The corrective mutations described here likely rescue Yor1p via a mechanism distinct from either a direct rectification of the primary folding lesion or a compensatory event leading to restoration of a functional ICL1-ICL4-NBD1 module. Unlike suppressing mutations identified for CFTR-ΔF, F270S and R1168M restore the folding injury created by multiple mutations located in different domains of the protein. In addition, neither of these suppressing mutations maps to the domain containing the primary disrupting mutations or to a domain predicted to be directly involved in shaping the ICL1-ICL4-NBD1 module. Finally, the observation that F270S and R1168M restore numerous defective domain-domain interactions argues for their influence on general properties of Yor1p folding rather than a correction of specific folding lesions. Their position relative to transmembrane helices suggests that they might modulate Yor1p folding by influencing the behavior of these hydrophobic domains relative to the lipid bilayer. Whether this modulation of transmembrane domains by F270S and R1168M affects co-translational or post-translational events of Yor1p assembly remains to be determined. Interestingly, in vitro studies revealed that transmembrane domains in CFTR acquire their final fold post-translationally (35). One model is that mutant forms of Yor1p adopt aberrant conformations in which packing of the TMH segments is incomplete, which in turn would be compensated by the suppressing mutations. In support of this model, Loo, Clarke, and co-workers (36–38) have found that introduction of arginine substitutions into the TMH segments can suppress folding defects caused by mutations located throughout the P-glycoprotein. An arginine residue within a TMH segment may promote TMH packing through the ability of the three polar atoms of its side chain to form H-bonds with other TMH segments. Indeed, introduction of an arginine into position 68 of TMH1 of P-glycoprotein induced hydrogen bonds with Tyr-950 and/or Tyr-953 in TMH11 (38). These results suggest that the manipulation of TMHs by corrective molecules might be a general strategy to rescue aberrant ABC transporters. In addition, the ability of a single substitution in a TMH to rescue multiple defective forms of P-glycoprotein or Yor1p might be indicative of the possible capacity for such correctors to correct diverse disease-related alleles.
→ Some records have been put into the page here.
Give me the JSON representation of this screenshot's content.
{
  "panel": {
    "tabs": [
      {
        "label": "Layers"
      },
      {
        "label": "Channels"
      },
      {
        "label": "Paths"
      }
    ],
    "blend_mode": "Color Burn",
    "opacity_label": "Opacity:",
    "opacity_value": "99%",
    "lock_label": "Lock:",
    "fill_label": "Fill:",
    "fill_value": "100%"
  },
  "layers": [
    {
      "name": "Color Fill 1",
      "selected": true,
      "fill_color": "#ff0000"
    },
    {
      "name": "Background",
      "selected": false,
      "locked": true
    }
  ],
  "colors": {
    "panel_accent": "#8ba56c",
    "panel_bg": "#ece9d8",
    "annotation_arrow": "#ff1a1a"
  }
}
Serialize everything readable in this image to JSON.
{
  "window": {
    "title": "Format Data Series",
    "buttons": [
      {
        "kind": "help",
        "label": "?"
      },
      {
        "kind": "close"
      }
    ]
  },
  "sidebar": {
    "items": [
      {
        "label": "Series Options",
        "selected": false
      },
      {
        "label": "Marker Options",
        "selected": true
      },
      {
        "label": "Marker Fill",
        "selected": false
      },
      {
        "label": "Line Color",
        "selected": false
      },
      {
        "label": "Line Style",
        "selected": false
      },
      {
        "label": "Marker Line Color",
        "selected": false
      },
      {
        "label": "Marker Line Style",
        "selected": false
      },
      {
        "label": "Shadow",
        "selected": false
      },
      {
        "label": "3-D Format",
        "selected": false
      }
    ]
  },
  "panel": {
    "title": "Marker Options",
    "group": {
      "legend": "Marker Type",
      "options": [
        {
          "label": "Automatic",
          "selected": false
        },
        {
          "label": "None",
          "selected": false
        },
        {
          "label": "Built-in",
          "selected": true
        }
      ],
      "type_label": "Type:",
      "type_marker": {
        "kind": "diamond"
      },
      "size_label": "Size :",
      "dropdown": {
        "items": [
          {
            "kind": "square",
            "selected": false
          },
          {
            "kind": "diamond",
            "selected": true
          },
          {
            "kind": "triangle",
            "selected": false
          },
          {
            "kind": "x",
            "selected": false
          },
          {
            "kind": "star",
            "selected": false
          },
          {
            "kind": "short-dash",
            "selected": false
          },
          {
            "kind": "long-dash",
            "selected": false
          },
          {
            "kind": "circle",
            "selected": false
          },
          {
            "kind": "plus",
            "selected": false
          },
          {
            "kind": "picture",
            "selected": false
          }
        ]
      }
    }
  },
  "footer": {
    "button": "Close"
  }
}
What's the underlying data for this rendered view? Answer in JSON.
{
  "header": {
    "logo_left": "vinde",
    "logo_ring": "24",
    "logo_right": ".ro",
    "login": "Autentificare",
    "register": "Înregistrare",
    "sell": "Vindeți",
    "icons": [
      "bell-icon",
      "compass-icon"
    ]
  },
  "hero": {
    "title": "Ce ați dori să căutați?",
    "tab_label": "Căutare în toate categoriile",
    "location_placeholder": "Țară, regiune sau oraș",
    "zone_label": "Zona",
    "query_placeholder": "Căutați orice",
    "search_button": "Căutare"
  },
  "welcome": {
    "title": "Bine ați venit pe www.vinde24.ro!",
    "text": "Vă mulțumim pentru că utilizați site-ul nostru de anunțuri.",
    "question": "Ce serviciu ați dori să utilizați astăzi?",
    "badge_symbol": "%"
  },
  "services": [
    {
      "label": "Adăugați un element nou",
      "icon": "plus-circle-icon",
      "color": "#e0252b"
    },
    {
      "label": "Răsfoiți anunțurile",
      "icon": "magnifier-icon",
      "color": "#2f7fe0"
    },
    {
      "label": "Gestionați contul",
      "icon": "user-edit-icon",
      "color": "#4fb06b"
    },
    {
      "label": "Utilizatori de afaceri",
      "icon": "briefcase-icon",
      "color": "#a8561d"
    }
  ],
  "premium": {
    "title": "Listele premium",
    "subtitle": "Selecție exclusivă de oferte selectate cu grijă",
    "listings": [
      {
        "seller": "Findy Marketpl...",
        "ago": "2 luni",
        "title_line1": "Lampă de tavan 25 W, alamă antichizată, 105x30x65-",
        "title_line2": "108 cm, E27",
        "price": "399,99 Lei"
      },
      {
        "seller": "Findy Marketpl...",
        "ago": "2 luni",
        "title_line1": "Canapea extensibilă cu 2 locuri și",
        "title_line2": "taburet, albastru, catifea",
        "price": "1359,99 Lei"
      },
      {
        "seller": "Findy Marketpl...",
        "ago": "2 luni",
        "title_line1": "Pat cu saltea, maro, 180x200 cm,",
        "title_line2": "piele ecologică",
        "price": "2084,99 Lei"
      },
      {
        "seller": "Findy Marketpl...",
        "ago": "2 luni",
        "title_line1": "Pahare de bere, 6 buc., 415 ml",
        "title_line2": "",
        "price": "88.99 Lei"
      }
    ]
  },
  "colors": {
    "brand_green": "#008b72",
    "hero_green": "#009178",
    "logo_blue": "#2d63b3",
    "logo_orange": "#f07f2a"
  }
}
The protein quality control enforced by cells to prevent exit of aberrant proteins from the ER is still poorly understood. Interestingly, the suppressing mutations described here only partially rescue the defective conformation associated with the different mutants (as determined by trypsin digest and residual aggregation upon cross-linking). This result indicates that the ERQC can overlook some folding injuries, which corroborates our earlier finding that the Yor1-R327G mutant is targeted to the plasma membrane despite the fact that this mutant presented folding lesions shared by other ER-retained mutants. Whether or not the ERQC senses a qualitative defect (specific alterations are detected, whereas others are overlooked) or a quantitative defect (a threshold of global misfolding that cannot be tolerated) remains to be determined. However, the ongoing exploration of the misfolded lesions of Yor1p, combined with intragenic and extragenic suppression strategies to search for mutants competent for trafficking of ER retained alleles of Yor1p holds great promise in elucidating the cellular mechanisms implemented during ER quality control.